The Client agrees to indemnify, defend and hold harmless WV and its holding companies from and against any third party claims, liability, damages or costs (including reasonable attorneys’ fees) arising from the Clients’ negligence; or any claim by a third party alleging that Clients’ use of our Services violates the rights of any third party, or violates any Law; the Clients’ failure to comply with the terms of this Agreement; the Clients’ violation of any applicable law; the Clients’ violation of any rights of a third party; or the Clients’ use of our Services.
10. Service Liability
Except where permitted by Singaporean law, WV will not be responsible for the Clients’ loss of profits and revenues or any indirect, special, consequential, exemplary, incidental or punitive damages.

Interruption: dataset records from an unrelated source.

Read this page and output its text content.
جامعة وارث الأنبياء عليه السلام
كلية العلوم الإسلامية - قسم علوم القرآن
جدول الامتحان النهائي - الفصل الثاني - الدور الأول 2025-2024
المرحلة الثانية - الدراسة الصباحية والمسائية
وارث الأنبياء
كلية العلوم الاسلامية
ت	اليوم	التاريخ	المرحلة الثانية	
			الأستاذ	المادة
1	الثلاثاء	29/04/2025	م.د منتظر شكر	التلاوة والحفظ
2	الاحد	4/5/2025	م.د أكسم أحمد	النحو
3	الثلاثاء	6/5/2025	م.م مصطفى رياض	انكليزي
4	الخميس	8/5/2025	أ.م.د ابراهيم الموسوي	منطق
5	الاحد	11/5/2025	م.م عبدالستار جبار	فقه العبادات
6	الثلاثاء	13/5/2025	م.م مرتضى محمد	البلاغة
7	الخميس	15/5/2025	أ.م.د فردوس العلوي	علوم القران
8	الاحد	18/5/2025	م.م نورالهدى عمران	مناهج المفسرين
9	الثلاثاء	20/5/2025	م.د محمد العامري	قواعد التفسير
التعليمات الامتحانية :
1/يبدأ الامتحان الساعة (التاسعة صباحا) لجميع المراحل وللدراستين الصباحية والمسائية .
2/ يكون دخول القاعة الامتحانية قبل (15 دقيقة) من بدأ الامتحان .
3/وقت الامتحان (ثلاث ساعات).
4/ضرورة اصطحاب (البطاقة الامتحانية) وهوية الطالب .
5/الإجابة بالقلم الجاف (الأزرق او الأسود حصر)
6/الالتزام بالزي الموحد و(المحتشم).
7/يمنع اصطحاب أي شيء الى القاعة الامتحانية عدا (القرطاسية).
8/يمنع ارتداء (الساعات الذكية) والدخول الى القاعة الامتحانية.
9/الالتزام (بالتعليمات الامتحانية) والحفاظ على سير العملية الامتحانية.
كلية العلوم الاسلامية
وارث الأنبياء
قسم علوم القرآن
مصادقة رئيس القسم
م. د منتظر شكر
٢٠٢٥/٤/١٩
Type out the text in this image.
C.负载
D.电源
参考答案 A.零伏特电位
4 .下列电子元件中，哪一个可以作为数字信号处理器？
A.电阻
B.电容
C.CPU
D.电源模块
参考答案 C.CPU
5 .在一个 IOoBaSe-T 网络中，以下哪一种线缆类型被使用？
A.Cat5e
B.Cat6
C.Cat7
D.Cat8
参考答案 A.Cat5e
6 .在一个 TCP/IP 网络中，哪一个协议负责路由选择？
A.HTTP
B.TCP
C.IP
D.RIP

To the extent permitted by Singaporean law, the total liability of WV for any claims under this Agreement including for any implied warranties, is limited to the amount the Client paid WV to us its Services.
In all cases, WV will not be liable for any loss or damage to the Client that is not reasonably foreseeable.
If one or more provisions of this Agreement are held to be unenforceable under Singaporean law, the Parties agree to renegotiate any such provision in good faith. In the event that the Parties cannot reach a mutually agreeable and enforceable replacement for such provision, then (a) such provision shall be excluded from this Agreement, (b) the balance of this Agreement shall be interpreted as if such provision were so excluded, and (c) the balance of this Agreement shall be enforceable in accordance with its terms.
12. Governing Law & Jurisdiction
The Parties agree that the laws of Singapore shall govern the validity and interpretation of this Agreement and all acts and transactions pursuant hereto and all rights and obligations of the Parties, and that jurisdiction and/or venue of any action involving the validity, interpretation or enforcement of this Agreement or any of its terms, provisions or obligations, or claiming any breach hereof or thereof, shall exist exclusively in Singapore’s court(s).
The aforementioned choice of venues is intended by the Parties to be mandatory and not permissive in nature, thereby precluding the possibility of litigation between the Parties with respect to or arising out of this Agreement in any jurisdiction other than that specified in this clause.
Each Party hereby waives any right it may have to assert the doctrine of forum non conveniens or any similar doctrine or to object to venue with respect to any proceeding brought in accordance with this clause, and each Party stipulates that the aforementioned courts shall have in personam jurisdiction and venue over the Parties for the purpose of litigating any dispute, controversy, or proceeding arising out of or related to this Agreement.
The Parties hereby submit to the jurisdiction and venue of such courts and waive any right to challenge or otherwise object to personal jurisdiction or venue in any action commenced or maintained in such courts.